Question

A surveyor has determined that a mountain is
h = 2470 ft high. From the top of the mountain he measures the angles of depression to two landmarks at the base of the mountain and finds them to be 42° and c = 38°.
The angle between the lines of sight to the landmarks is 68°. Calculate the distance between the two landmarks.

Answer 1

This is an image that is with the problem and these words were included in the description:
(Observe that these are the same as the angles of elevation from the landmarks as shown in the figure below.)

Answer 2

look at the third triangle and find two sides of it using the height and the angles provided

Answer 3

Using these:\[\frac{ 2470 }{ \sin38 }=\frac{ x }{\sin52}\] x=3161.4
\[\frac{ 2470 }{ \sin42 }=\frac{ x }{\sin16}\] x=1017.5

Then I found the angle in between to be 148.
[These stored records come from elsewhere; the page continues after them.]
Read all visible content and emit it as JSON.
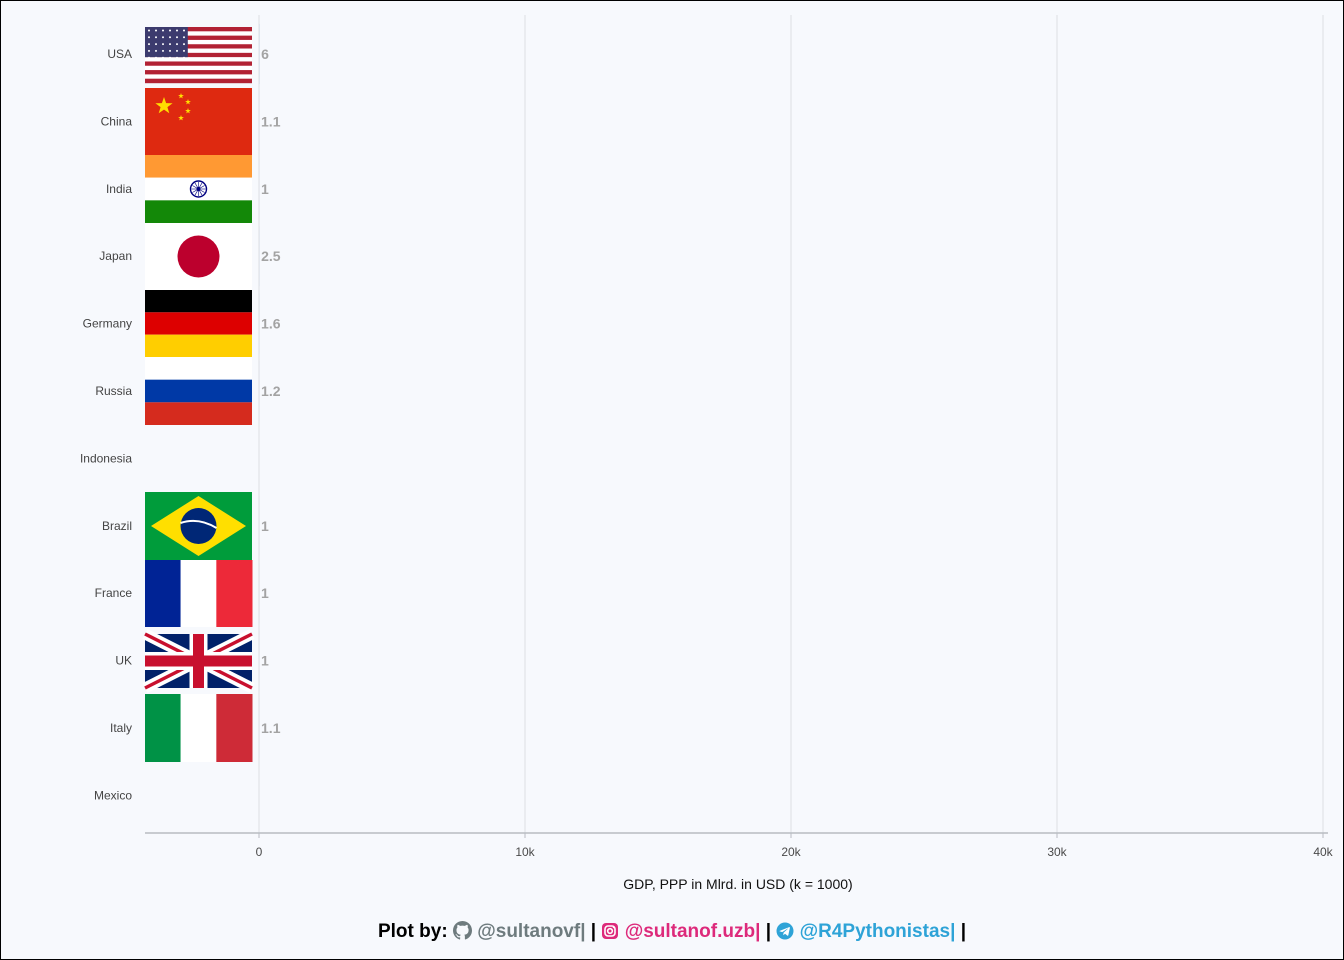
{
  "chart_data": {
    "type": "bar",
    "orientation": "horizontal",
    "categories": [
      "USA",
      "China",
      "India",
      "Japan",
      "Germany",
      "Russia",
      "Indonesia",
      "Brazil",
      "France",
      "UK",
      "Italy",
      "Mexico"
    ],
    "values": [
      6,
      1.1,
      1,
      2.5,
      1.6,
      1.2,
      null,
      1,
      1,
      1,
      1.1,
      null
    ],
    "value_labels": [
      "6",
      "1.1",
      "1",
      "2.5",
      "1.6",
      "1.2",
      "",
      "1",
      "1",
      "1",
      "1.1",
      ""
    ],
    "flags": [
      "usa-flag",
      "china-flag",
      "india-flag",
      "japan-flag",
      "germany-flag",
      "russia-flag",
      null,
      "brazil-flag",
      "france-flag",
      "uk-flag",
      "italy-flag",
      null
    ],
    "xlabel": "GDP, PPP in Mlrd. in USD (k = 1000)",
    "xlim": [
      0,
      40000
    ],
    "xticks": [
      0,
      10000,
      20000,
      30000,
      40000
    ],
    "xtick_labels": [
      "0",
      "10k",
      "20k",
      "30k",
      "40k"
    ],
    "grid": true,
    "bar_color": "#91b2d6"
  },
  "caption": {
    "prefix": "Plot by:",
    "github": "@sultanovf|",
    "instagram": "@sultanof.uzb|",
    "telegram": "@R4Pythonistas|",
    "separator": "|",
    "github_icon": "github-icon",
    "instagram_icon": "instagram-icon",
    "telegram_icon": "telegram-icon"
  }
}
Then using law of cosines I did:\[a^2 = 3161.4^2 + 1017.5^2 - 2(3161.4)(1017.5)\cos(148)\]
This resulted in a= 4060 (I only needed it as an integer)
This answer was incorrect. Where did I go wrong?

Answer 4

sin 32=....
sin 42=....

Answer 5

you could then find the two sides of the angle 68 and then use the cos law

Answer 6

I think I must not be following. I still got 4060.2 =/